Abend und Morgen in der Gaststadt

Am Abend hat der Regen aufgehört und der Nebel hat sich über die Stadt gesenkt. Es ist so dunkel, dass man ihn nicht sehen könnte, hätte die Stadt sich nicht schon in ihr Weihnachtslichtergewand gekleidet. Viele kleine Lämpchen funkeln an Hauswänden und in Bäumen und machen es dem Nebelkönig unmöglich, sein Reich unbemerkt zu vergrößern.

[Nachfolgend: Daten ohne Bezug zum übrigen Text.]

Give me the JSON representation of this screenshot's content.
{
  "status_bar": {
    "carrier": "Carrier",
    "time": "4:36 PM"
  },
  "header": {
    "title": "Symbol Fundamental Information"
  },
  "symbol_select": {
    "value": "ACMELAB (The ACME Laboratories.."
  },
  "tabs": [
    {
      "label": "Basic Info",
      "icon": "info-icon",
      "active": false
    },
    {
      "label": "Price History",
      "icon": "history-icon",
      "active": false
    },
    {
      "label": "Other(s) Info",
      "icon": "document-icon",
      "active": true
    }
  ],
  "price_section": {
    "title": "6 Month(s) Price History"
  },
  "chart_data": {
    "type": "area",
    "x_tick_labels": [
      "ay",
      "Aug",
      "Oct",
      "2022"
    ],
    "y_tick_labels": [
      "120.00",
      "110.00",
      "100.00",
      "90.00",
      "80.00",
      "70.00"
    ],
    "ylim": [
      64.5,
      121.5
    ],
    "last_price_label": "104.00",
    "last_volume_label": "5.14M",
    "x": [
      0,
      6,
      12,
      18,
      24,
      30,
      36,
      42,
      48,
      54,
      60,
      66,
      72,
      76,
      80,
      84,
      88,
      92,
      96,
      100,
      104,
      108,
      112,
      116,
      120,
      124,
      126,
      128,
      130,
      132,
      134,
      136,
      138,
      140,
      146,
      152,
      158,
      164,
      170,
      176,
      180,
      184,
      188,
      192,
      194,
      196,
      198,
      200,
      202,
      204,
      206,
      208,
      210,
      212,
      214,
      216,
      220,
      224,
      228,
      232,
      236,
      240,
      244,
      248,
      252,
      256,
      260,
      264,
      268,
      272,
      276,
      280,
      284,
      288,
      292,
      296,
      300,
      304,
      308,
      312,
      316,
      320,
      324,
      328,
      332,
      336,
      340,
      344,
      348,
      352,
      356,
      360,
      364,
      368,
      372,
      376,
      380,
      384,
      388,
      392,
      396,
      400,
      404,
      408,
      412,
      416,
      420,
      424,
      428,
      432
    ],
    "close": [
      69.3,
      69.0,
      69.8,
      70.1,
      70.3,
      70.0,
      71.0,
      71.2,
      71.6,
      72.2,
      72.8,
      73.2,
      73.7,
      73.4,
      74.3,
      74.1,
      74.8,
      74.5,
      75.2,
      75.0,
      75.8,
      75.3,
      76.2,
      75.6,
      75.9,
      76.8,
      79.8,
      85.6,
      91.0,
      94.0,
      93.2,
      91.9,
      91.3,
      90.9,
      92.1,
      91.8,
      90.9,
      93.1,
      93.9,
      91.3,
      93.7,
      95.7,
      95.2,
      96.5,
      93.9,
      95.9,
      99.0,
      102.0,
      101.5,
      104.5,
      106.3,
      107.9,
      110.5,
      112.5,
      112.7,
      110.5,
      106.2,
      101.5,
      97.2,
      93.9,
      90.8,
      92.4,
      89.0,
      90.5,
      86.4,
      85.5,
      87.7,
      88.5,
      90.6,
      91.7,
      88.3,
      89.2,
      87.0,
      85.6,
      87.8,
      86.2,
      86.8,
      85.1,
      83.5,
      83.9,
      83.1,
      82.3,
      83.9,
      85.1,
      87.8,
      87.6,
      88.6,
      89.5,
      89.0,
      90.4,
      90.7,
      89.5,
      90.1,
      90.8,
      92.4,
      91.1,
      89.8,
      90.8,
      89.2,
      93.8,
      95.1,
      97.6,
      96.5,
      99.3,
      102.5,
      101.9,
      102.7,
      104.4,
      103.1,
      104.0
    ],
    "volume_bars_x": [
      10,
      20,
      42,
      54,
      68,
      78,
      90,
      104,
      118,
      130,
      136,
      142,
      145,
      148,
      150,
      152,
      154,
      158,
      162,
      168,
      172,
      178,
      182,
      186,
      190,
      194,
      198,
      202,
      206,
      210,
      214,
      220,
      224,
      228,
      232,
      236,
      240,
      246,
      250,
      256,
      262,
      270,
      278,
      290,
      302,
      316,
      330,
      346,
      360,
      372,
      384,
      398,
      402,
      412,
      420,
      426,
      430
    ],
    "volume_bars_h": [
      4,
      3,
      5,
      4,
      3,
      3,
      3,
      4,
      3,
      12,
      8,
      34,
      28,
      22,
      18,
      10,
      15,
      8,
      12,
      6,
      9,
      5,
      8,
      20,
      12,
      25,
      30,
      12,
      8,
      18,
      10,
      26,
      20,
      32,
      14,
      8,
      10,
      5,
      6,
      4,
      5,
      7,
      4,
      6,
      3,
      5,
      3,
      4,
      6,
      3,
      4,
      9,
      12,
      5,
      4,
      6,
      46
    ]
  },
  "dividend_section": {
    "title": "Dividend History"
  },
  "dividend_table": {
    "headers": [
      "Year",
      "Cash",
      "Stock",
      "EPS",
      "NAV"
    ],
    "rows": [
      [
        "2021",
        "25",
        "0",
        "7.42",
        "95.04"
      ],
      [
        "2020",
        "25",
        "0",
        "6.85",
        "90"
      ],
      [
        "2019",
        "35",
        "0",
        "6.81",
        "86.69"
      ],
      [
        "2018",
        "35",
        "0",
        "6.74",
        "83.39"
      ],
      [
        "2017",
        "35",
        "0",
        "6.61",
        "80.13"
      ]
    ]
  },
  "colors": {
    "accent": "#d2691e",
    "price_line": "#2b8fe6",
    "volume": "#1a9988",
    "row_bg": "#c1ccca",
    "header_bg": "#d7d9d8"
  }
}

Bei Kerzenschein und Tee sitzen wir in einem oberen Stockwerk und schauen den grauen Schwaden beim Einzug zu. Langsam kriechen sie vorwärts und abwärts. Sie sind nur mit einer kleinen Abordnung gekommen und können nicht die ganze Stadt einhüllen in ihr wolkiges Gewand. Aber für einige Straßen, ein paar Häuserspitzen, Kirchtürme, Baukräne reicht es dann doch. Sind wir nicht hübsch? – lassen sie den Wind ihr Gesäusel weitertragen. Und wie, denke ich im warmen Zimmer mit den vielen Büchern, den einfachen, aber beseelenden Bildern an den Wänden und der so langjährigen und tragenden Freundschaft im Herzen.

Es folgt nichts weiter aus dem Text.